White House officials favor two primary tactics when they want to kill a news article, Condoleezza Rice, the former national security adviser, testified Thursday: They can essentially confirm the report by arguing that it is too important to national security to be published, or they can say that the reporter has it wrong. Sitting across from a reporter and editor from The New York Times in early 2003, Ms. Rice said, she tried both. [...] Ms. Rice’s account also threw a light on how the government pressures journalists to avoid publishing details about United States security affairs. It is a common practice that is seldom discussed. [...] Under President George W. Bush, the White House urged reporters to withhold accounts about many of the most contentious aspects in the war on terrorism: the existence of a secret prison in Thailand, the Central Intelligence Agency’s interrogation and detention program, warrantless wiretapping and government monitoring of financial transactions. The Obama administration has persuaded reporters to delay publishing the existence of a drone base in Saudi Arabia, the name of a country in which a drone strike against an American citizen was being considered, the fact that a diplomat arrested in Pakistan was a C.I.A. officer and that an American businessman was working for the agency when he disappeared in Iran. [...] The Iranian operation involved a former Russian nuclear scientist who, while working for the C.I.A., provided Tehran with schematics that were intentionally flawed.

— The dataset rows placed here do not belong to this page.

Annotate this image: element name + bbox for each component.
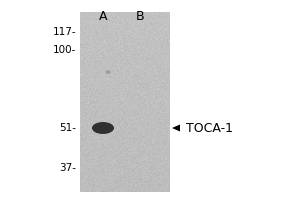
Text: 117-: 117- (52, 27, 76, 37)
Text: A: A (99, 10, 107, 23)
Text: 37-: 37- (59, 163, 76, 173)
Text: B: B (136, 10, 144, 23)
Ellipse shape (106, 70, 110, 74)
Text: 100-: 100- (52, 45, 76, 55)
FancyArrow shape (172, 124, 180, 132)
Ellipse shape (92, 122, 114, 134)
Text: TOCA-1: TOCA-1 (186, 121, 233, 134)
Text: 51-: 51- (59, 123, 76, 133)
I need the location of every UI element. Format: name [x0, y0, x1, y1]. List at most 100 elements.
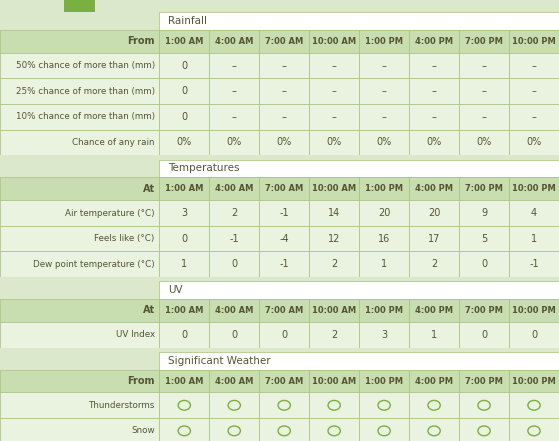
Bar — [209, 418, 259, 441]
Bar — [309, 53, 359, 78]
Text: 1: 1 — [531, 234, 537, 243]
Bar — [0, 418, 159, 441]
Text: 7:00 PM: 7:00 PM — [465, 184, 503, 193]
Bar — [209, 30, 259, 53]
Text: –: – — [232, 112, 236, 122]
Text: 4:00 PM: 4:00 PM — [415, 184, 453, 193]
Text: 3: 3 — [181, 208, 187, 218]
Bar — [159, 177, 209, 200]
Bar — [159, 53, 209, 78]
Text: 10:00 PM: 10:00 PM — [512, 306, 556, 315]
Text: 1:00 AM: 1:00 AM — [165, 37, 203, 46]
Bar — [209, 78, 259, 104]
Text: 1:00 AM: 1:00 AM — [165, 306, 203, 315]
Bar — [0, 392, 159, 418]
Text: –: – — [282, 112, 287, 122]
Bar — [309, 200, 359, 226]
Bar — [0, 12, 159, 30]
Bar — [509, 177, 559, 200]
Bar — [259, 418, 309, 441]
Bar — [159, 281, 559, 299]
Bar — [359, 418, 409, 441]
Bar — [259, 392, 309, 418]
Text: 12: 12 — [328, 234, 340, 243]
Bar — [359, 53, 409, 78]
Bar — [0, 53, 159, 78]
Text: 10:00 PM: 10:00 PM — [512, 37, 556, 46]
Text: 10:00 PM: 10:00 PM — [512, 184, 556, 193]
Bar — [509, 226, 559, 251]
Bar — [509, 299, 559, 322]
Text: 9: 9 — [481, 208, 487, 218]
Bar — [0, 177, 159, 200]
Bar — [509, 30, 559, 53]
Text: 0%: 0% — [226, 138, 242, 147]
Text: 10:00 AM: 10:00 AM — [312, 184, 356, 193]
Text: 0%: 0% — [527, 138, 542, 147]
Bar — [459, 370, 509, 392]
Text: –: – — [432, 86, 437, 96]
Bar — [409, 418, 459, 441]
Bar — [309, 392, 359, 418]
Bar — [309, 418, 359, 441]
Bar — [0, 251, 159, 277]
Bar — [0, 104, 159, 130]
Bar — [409, 130, 459, 155]
Bar — [159, 299, 209, 322]
Text: 4:00 PM: 4:00 PM — [415, 377, 453, 385]
Bar — [359, 30, 409, 53]
Bar — [409, 322, 459, 348]
Text: 10:00 AM: 10:00 AM — [312, 377, 356, 385]
Text: At: At — [143, 184, 155, 194]
Text: –: – — [282, 61, 287, 71]
Bar — [159, 322, 209, 348]
Bar — [409, 200, 459, 226]
Text: 16: 16 — [378, 234, 390, 243]
Text: 0%: 0% — [326, 138, 342, 147]
Bar — [509, 130, 559, 155]
Text: –: – — [382, 112, 387, 122]
Bar — [309, 370, 359, 392]
Bar — [159, 370, 209, 392]
Bar — [409, 78, 459, 104]
Bar — [159, 130, 209, 155]
Bar — [359, 78, 409, 104]
Text: –: – — [432, 61, 437, 71]
Text: 0%: 0% — [177, 138, 192, 147]
Text: UV Index: UV Index — [116, 330, 155, 339]
Text: 0: 0 — [231, 259, 238, 269]
Text: 0%: 0% — [277, 138, 292, 147]
Text: From: From — [127, 37, 155, 46]
Bar — [159, 200, 209, 226]
Text: 17: 17 — [428, 234, 440, 243]
Text: –: – — [282, 86, 287, 96]
Text: –: – — [331, 61, 337, 71]
Text: –: – — [532, 61, 537, 71]
Bar — [409, 177, 459, 200]
Text: 0: 0 — [531, 330, 537, 340]
Bar — [309, 177, 359, 200]
Text: 7:00 AM: 7:00 AM — [265, 306, 304, 315]
Bar — [309, 130, 359, 155]
Text: –: – — [532, 86, 537, 96]
Bar — [259, 200, 309, 226]
Bar — [409, 392, 459, 418]
Text: 0: 0 — [181, 86, 187, 96]
Text: 1:00 PM: 1:00 PM — [365, 184, 403, 193]
Bar — [0, 348, 559, 352]
Bar — [509, 418, 559, 441]
Bar — [409, 299, 459, 322]
Text: 1:00 PM: 1:00 PM — [365, 37, 403, 46]
Bar — [259, 251, 309, 277]
Bar — [359, 299, 409, 322]
Bar — [359, 370, 409, 392]
Bar — [0, 281, 159, 299]
Bar — [259, 30, 309, 53]
Text: -1: -1 — [529, 259, 539, 269]
Text: 0%: 0% — [427, 138, 442, 147]
Bar — [0, 130, 159, 155]
Bar — [159, 12, 559, 30]
Text: –: – — [331, 112, 337, 122]
Bar — [209, 177, 259, 200]
Text: 4:00 PM: 4:00 PM — [415, 306, 453, 315]
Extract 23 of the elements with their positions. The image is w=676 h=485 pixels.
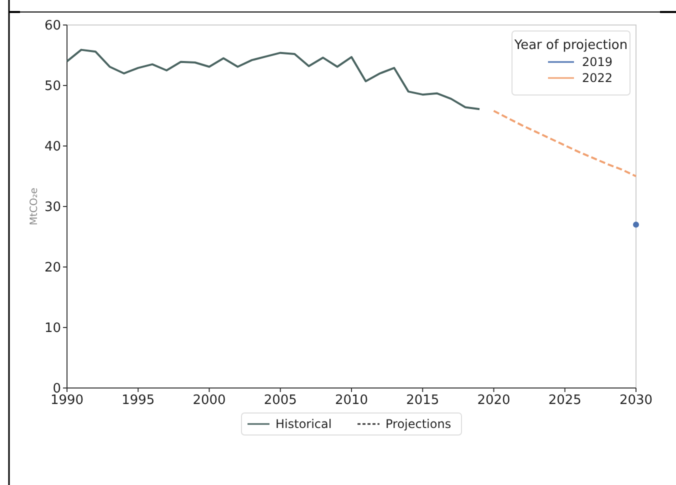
text: Projections: [386, 417, 452, 432]
x-tick-label: 2010: [334, 393, 368, 408]
x-tick-label: 2030: [619, 393, 653, 408]
x-tick-label: 1990: [50, 393, 84, 408]
y-tick-label: 10: [44, 321, 61, 336]
x-tick-label: 2000: [192, 393, 226, 408]
x-tick-label: 2025: [548, 393, 582, 408]
y-tick-label: 50: [44, 79, 61, 94]
y-tick-label: 40: [44, 140, 61, 155]
y-axis-title: MtCO₂e: [29, 188, 40, 226]
legend-title: Year of projection: [513, 38, 628, 53]
x-tick-label: 2020: [477, 393, 510, 408]
line-series: [66, 48, 481, 110]
y-tick-label: 60: [44, 18, 61, 34]
y-tick-label: 30: [44, 200, 61, 216]
x-tick-label: 2005: [264, 393, 297, 408]
text: Historical: [276, 417, 332, 432]
x-tick-label: 2015: [406, 393, 440, 408]
y-tick-label: 20: [44, 260, 61, 276]
x-tick-label: 1995: [122, 393, 155, 408]
line-series: [492, 110, 637, 178]
legend-label: 2022: [582, 71, 613, 86]
legend-label: 2019: [582, 55, 613, 70]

Mr. Risen’s book suggests that the program was mismanaged, that the Iranians quickly discovered the flaws and that they could have easily worked around them. The government disputes that conclusion. According to notes of the White House meeting, George J. Tenet, the C.I.A. director at the time, told Mr. Risen and his editor, Jill Abramson, that the program was not mismanaged and that Iran had not discovered the design flaw. The C.I.A. prepared talking points for Ms. Rice that said that revealing the program would not only jeopardize the former Russian scientist — who had become an American citizen — but “conceivably contribute to the deaths of millions of innocent victims” in the event of an Iranian nuclear attack. Ms. Rice said she urged The Times to destroy any documents or notes about the program.